Sarà domani la “resa dei conti” tra il governo di Alexis Tsipras e il popolo greco. Il referendum indetto dal capo del governo ellenico dovrà dire se il Paese è a favore oppure contro un possibile accordo tra la Grecia e i creditori europei ed internazionali. E’ una vera e propria guerra di nervi, a prescindere dall’esito, perché in ogni caso sancirà il destino della Grecia. Il premier e il ministro delle Finanze Varoufakis, hanno comunque assicurato che anche in caso di vittoria dei no, un accordo con i creditori sarà possibile.
Intanto cominciano a farsi sentire pesantemente gli effetti della crisi economica nel settore turismo. In alcune isole delle Cicladi, dove tantissimi turisti stranieri si trovano attualmente in vacanza, sono iniziati i problemi di approvvigionamento, soprattutto per certe categorie di generi alimentari, come la carne, e per i prodotti farmaceutici. Il problema nasce dal fatto che le imprese greche non possono pagare i loro fornitori esteri a causa del “controllo dei capitali” imposto dal governo di Atene.
Ma lo stesso problema sta diffondendosi anche sul resto della Grecia, dove gli operatori turistici e i proprietari di strutture (hotel e villaggi) temono che, se il problema non verrà risolto al più presto, saranno costretti a chiudere le loro attività. Questa sarebbe una ulteriore catastrofe economica con tutte le ripercussioni immaginabili, con fallimenti di molte imprese di settore e il licenziamento di tanti addetti. Intanto, dati SETE (Associazione delle agenzie turistiche elleniche) alla mano, c’è già una riduzione delle prenotazioni, rispetto all’anno precedente (2014), che sfiora il 40%.
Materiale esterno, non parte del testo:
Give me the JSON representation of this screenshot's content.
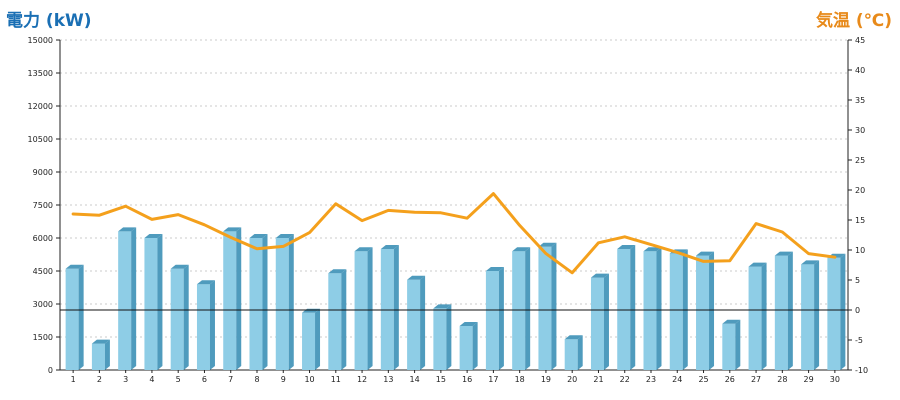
{
  "chart_data": {
    "type": "bar",
    "ylabel_left": "電力 (kW)",
    "ylabel_right": "気温 (℃)",
    "categories": [
      "1",
      "2",
      "3",
      "4",
      "5",
      "6",
      "7",
      "8",
      "9",
      "10",
      "11",
      "12",
      "13",
      "14",
      "15",
      "16",
      "17",
      "18",
      "19",
      "20",
      "21",
      "22",
      "23",
      "24",
      "25",
      "26",
      "27",
      "28",
      "29",
      "30"
    ],
    "series": [
      {
        "axis": "left",
        "type": "bar",
        "values": [
          4600,
          1200,
          6300,
          6000,
          4600,
          3900,
          6300,
          6000,
          6000,
          2600,
          4400,
          5400,
          5500,
          4100,
          2800,
          2000,
          4500,
          5400,
          5600,
          1400,
          4200,
          5500,
          5400,
          5300,
          5200,
          2100,
          4700,
          5200,
          4800,
          5100
        ]
      },
      {
        "axis": "right",
        "type": "line",
        "values": [
          16,
          15.8,
          17.3,
          15.1,
          15.9,
          14.2,
          12.1,
          10.2,
          10.6,
          12.9,
          17.7,
          14.9,
          16.6,
          16.3,
          16.2,
          15.3,
          19.4,
          14.1,
          9.4,
          6.2,
          11.2,
          12.2,
          10.9,
          9.6,
          8.1,
          8.2,
          14.4,
          13,
          9.4,
          8.8
        ]
      }
    ],
    "yleft": {
      "ylim": [
        0,
        15000
      ],
      "ticks": [
        0,
        1500,
        3000,
        4500,
        6000,
        7500,
        9000,
        10500,
        12000,
        13500,
        15000
      ]
    },
    "yright": {
      "ylim": [
        -10,
        45
      ],
      "ticks": [
        -10,
        -5,
        0,
        5,
        10,
        15,
        20,
        25,
        30,
        35,
        40,
        45
      ]
    },
    "grid": true,
    "colors": {
      "bar_front": "#8ecde6",
      "bar_side": "#4f9bbd",
      "bar_top": "#b9e1f1",
      "line": "#f4a01c",
      "grid": "#bbbbbb",
      "zero_line": "#111111",
      "left_title": "#1a6fb4",
      "right_title": "#e88a1a"
    }
  }
}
Tsipras, nel frattempo, ha dichiarato in un’intervista televisiva che, al massimo dopo 48 ore dagli esiti del referendum, volerà a Bruxelles e un accordo verrà firmato, a prescindere dal suo esito. Egli spera in una vittoria del “no“, perché l’accordo che firmerà, sarà un buon accordo per la Grecia, con una situazione sostenibile. Non solo, il premier ritiene che con “la forza” di quella vittoria, potrebbe strappare una riduzione del 30% del debito. Se invece dovesse vincere il “si“, lui avvierà comunque tutte le procedura previste dalla Costituzione per fare in modo che la proposta proveniente da Commissione europea, Banca centrale europea e Fondo monetario internazionale diventi legge. Ma a quel punto, considerando che la sua poltrona da premier vale molto meno dell’interesse della Grecia, potrebbe anche farsi da parte dimettendosi.